En mon sens, l’art du tissage étant un art lent, chaque tissage matérialise un temps passé. Un temps pleinement conscient où chaque geste doit être pensé et maîtrisé.
Dans un monde où les choses vont souvent bien trop vite, prendre le temps est une nécessité, un besoin physique, émotionnel et psychologique pour remettre les choses dans la matière, dans notre, dans ma réalité d’être humain.
De nature assez contemplative, j’aime aussi voir les choses évoluer et voir naître et grandir différents projets. J’ai toujours eu une conscience aiguë du temps qui coule… je l’apprécie du plus profond de mon être autant que possible. J’ai donc besoin dans mon travail et dans ma vie de naviguer entre les projets tissés, de différentes dimensions, matières, coloris ; utilitaires, sacrés, artistiques ; tout comme dans mes projets de vie.
Avec mes tentures murales, qui elles n’ont pas vocation à être manipulées, lavées… j’explore un autre aspect dont j’ai fondamentalement besoin, celui d’un tissage « instinctif », avec des éléments de calculs préparatoires réduits au minimum, et le grand plaisir de simplement jouer avec les fils. Répondre à des « visions », des sensations inspirées par la nature, une photographie, une émotion, sous forme de conceptions textiles et entrer en présence avec son ouvrage ou laisser son esprit divaguer loin au rythme des gestes…
Danser avec les fils est définitivement et littéralement une profonde source de joie.
Considérant les fils comme vecteur d’expression depuis toujours, et passionnée par le champ de l’expression, corporelle, orale, écrite, j’ai, vers 24-25 ans, entrepris un cursus universitaire en Sciences du Langage, et ai choisi d’explorer la Langue des signes Française tout particulièrement durant une petite décennie.

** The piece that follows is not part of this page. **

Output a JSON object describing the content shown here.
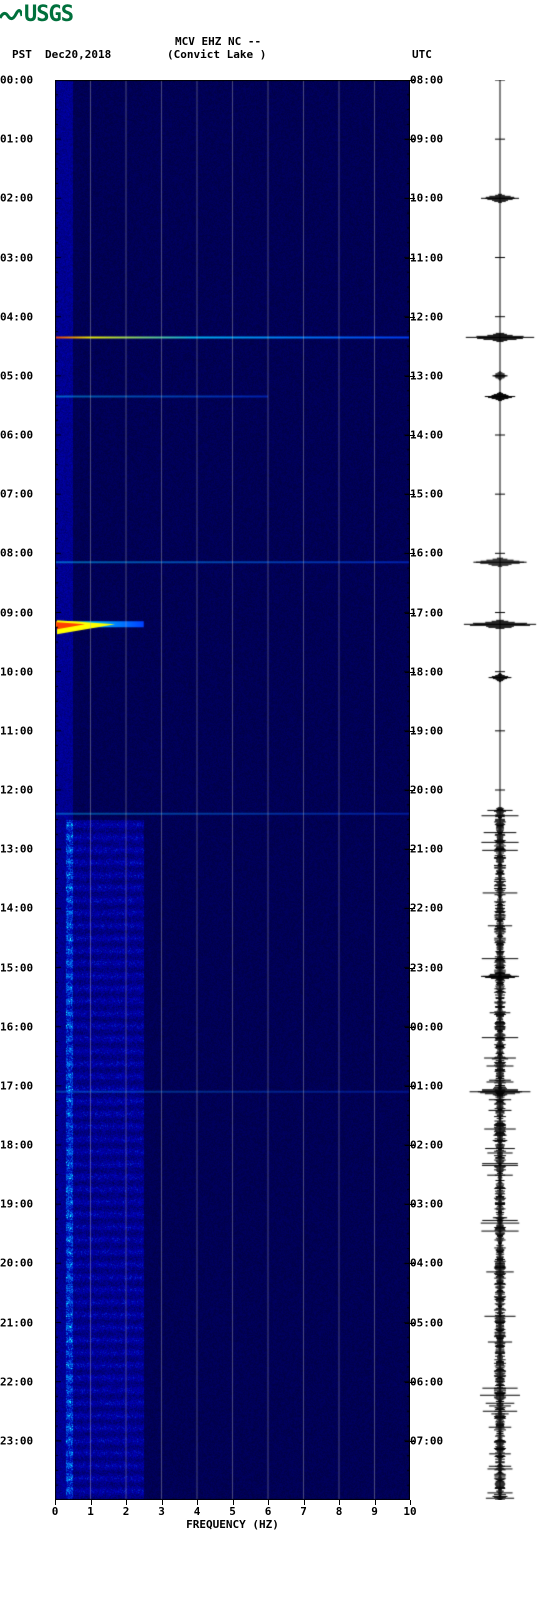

Les fils sont restés présents tout au long de ce parcours, en filigrane, au travers de la broderie contemporaine notamment et de nombreux projets restés en tête depuis
Dans un long cheminement, celui que la vie offre, j’ai décidé de retrouver mon médium de prédilection et d’assouvir cette envie puissante d’apprendre un véritable métier artisanal en accord avec mes convictions profondes.
C’est donc auprès d’une tisserande professionnelle passionnante que j’ai balbutié mes premiers lancers de navette et pédalages en 2019 (après avoir fondu en larmes en découvrant son atelier) puis en autodidacte sur mon premier métier à tisser « Dune », en 2021.
Se sont révélées de nouveau toutes ces étapes de travail à adapter à mon propre outil : les croquis, les choix de matériaux, les multiples calculs, le bobinage, l’ourdissage, l’enlissage, l’empeignage, l’attachage, et enfin, le tissage… Un travail en autodidacte très formateur que je complète auprès de professionnels.
Curieuse et passionnée, je découvre et m’exerce également à d’autres techniques. Je cumule plusieurs activités, toutes me nourrissant et se nourrissant les unes, les autres. Les journées sont définitivement trop courtes, comme pour la plupart d’entre nous. Je suis curieuse de la suite, où toutes ces aventures me mèneront, je navigue, entre les tempêtes et les eaux calmes, et c’est ce qui me rend heureuse. Dérouler le fil au fur et à mesure… les surprises de la vie dans toutes ses sphères.